Lucian scowls. "The lions aren't brave. They're arrogant. Real courage is doing what has to be done no matter what, not just showing off when everyone is watching. Besides, I never said I wouldn't try." He narrows his eyes, regarding her carefully, weighing decisions in his mind.

Hmph. "Sure sounded like you wouldn't try," goads Lorraine. "You'll probably end up an eel or something. I wouldn't want to try either if I might end up as an eel."

Lucian rises to the bait, in a fashion. "Fine, if you're such an expert. Do it. Change into a squirrel, or a red panda, or a bloody red fox. Show me what you've got, Red."

"I will," Lorraine tells him with a shrug, and then grins. "I'll become an Animagus before you, in fact. Dumbledore's already tutoring me after class. I'm sure it wouldn't be hard to convince him to help me." Eat that, Prefect Prat. "I think you're just worried I might actually be better than you at something."
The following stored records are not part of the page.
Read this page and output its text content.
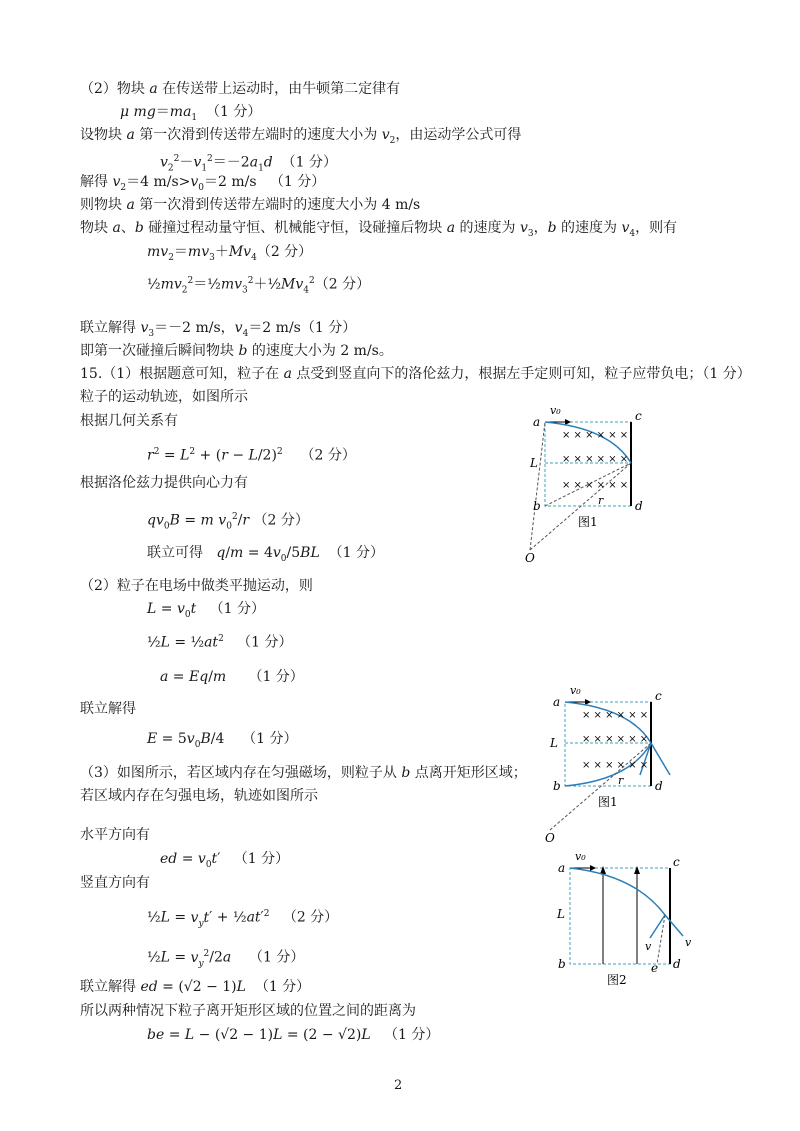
（2）物块 a 在传送带上运动时，由牛顿第二定律有
μ $mg=ma_1$  （1 分）
设物块 a 第一次滑到传送带左端时的速度大小为 $v_2$，由运动学公式可得
$v_2^2-v_1^2=-2a_1d$  （1 分）
解得 $v_2=4$ $m/s>v_0=2$ m/s   （1 分）
则物块 a 第一次滑到传送带左端时的速度大小为 4 m/s
物块 a、b 碰撞过程动量守恒、机械能守恒，设碰撞后物块 a 的速度为 $v_3$，b 的速度为 $v_4$，则有
$mv_2=mv_3+Mv_4(2$ 分）
$\frac{1}{2}mv_2^2=\frac{1}{2}mv_3^2+\frac{1}{2}Mv_4^2(2$ 分）
联立解得 $v_3=-2$ m/s，$v_4=2$ m/s（1 分）
即第一次碰撞后瞬间物块 b 的速度大小为 2 m/s。
15.（1）根据题意可知，粒子在 a 点受到竖直向下的洛伦兹力，根据左手定则可知，粒子应带负电；（1 分）
粒子的运动轨迹，如图所示
根据几何关系有
$r^2 = L^2 + (r - L/2)^2$    （2 分）
根据洛伦兹力提供向心力有
$qv_0B = m$ $v_0^2/r$ （2 分）
联立可得   $q/m = 4v_0/5BL$  （1 分）
（2）粒子在电场中做类平抛运动，则
$L = v_0t$   （1 分）
½L = $\frac{1}{2}at^2$   （1 分）
a = Eq/m     （1 分）
联立解得
$E = 5v_0B/4$    （1 分）
（3）如图所示，若区域内存在匀强磁场，则粒子从 b 点离开矩形区域；
若区域内存在匀强电场，轨迹如图所示
水平方向有
ed = $v_0t'$   （1 分）
竖直方向有
½L = $v_yt'$ + $\frac{1}{2}at'^2$   （2 分）
½L = $v_y^2/2a$    （1 分）
联立解得 ed = (√2 − 1)L  （1 分）
所以两种情况下粒子离开矩形区域的位置之间的距离为
be = L − (√2 − 1)L = (2 − √2)L   （1 分）
× × × × × ×
× × × × × ×
× × × × × ×
a
L
b
c
d
v₀
r
O
图1
× × × × × ×
× × × × × ×
× × × × × ×
a
L
b
c
d
v₀
r
O
图1
a
L
b
c
d
v₀
e
v	v
图2
2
Lucian laughs derisively. "Dumbledore? That Gryffindor-loving old fart? Since when have you ever seen him turn into an animal? Good luck with that. Meanwhile, I'll be getting real Animagus training."

Lorraine smiles lazily. "Oh, he's good for lots if you ask him right." Icy blue eyes flick over him and she sighs, slipping lazily down into the seat cushions. "Don't suppose you know an Animagus, do you? Or are you just going to try to talk your Daddy into hiring a tutor?" It's all in good fun, but she does so like to push buttons.

Oh, she pushed a button alright. Lucian glares menacingly at her. "Sod off. My father has never done me any favours, and I'm not about to start asking for them now. I take care of myself."

Lorraine rolls her head sideways to look at him, brushing strands of hair out of her face. "Oh, did I strike a nerve, Proudmore?" She knows she did. And then she sticks the tip of her thumb in her mouth, chewing on her nail. It's a nervous habit she has, something she does when she knows she's gone too far and can't bring herself to apologize and look weak. "Look, this is dumb. Can't we agree to just help each other? I love the competition as much as the next girl, but you're brilliant and I'm brilliant and you're less likely to get stuck as an eel for the rest of your life if you've got help." Or vice versa.

"Why don't you say what you really mean?" There is venom in Lucian's taunt. "That you know you can't manage it alone, and you need my help." He shakes his head, displaying his annoyance, and goes back to his Transfiguration book.

Lorraine considers him for a long time in silence, quill still writing though she's not looking at what's going down on the page. "I don't need your help. But I'm not opposed to making up excuses to spend more time with you. Alone." Well, she always has to work some sort of insinuation into every conversation.

Lucian shakes his head at her, suddenly serious. "That can't happen anymore. I'm with Ria now."

"You're no fun," sighs Lorraine. "Still. The offers there if you want it. Both offers."

Lucian frowns. "I'm plenty of fun and you know it, which is why you're offering. But no. I still have my honour, and I'm not going to betray Ria's trust." He sits silently for a moment…probably remembering how nice Lorraine's lips are. "Anyhow, until you can admit the truth, you'll get no help from me. Go ahead and flounder with Bumblebore trying to learn how to become a snail, or whatever."

"A red ibis," replies Lorraine with a grin. "So I can come eat you when you get stuck as an eel. Let me know when you get tired of decontaminating yourself every time you want to neck with her."

"Right, I'll let you know when that starts," Lucian retorts sarcastically. "Don't be jealous, Red. You could have most any boy in Slytherin. You don't need to make up reasons to hang around me."

"Maybe I just like your company, Proudmore." Lorraine doesn't seem overly concerned, or jealous, about Ria anyway. "And I'm not making up reasons. I'm going to do it with or without your help. As far as boys go…" She considers that awhile, nibbling her thumb nail more. "I talked to Aria's brother a bit ago, before I came down here. He called me crazy."

Lucian keeps his eyes on his book. "And I care because…?"

Lorraine shrugs her shoulders and goes back to writing. "Guess you don't." Homework it is!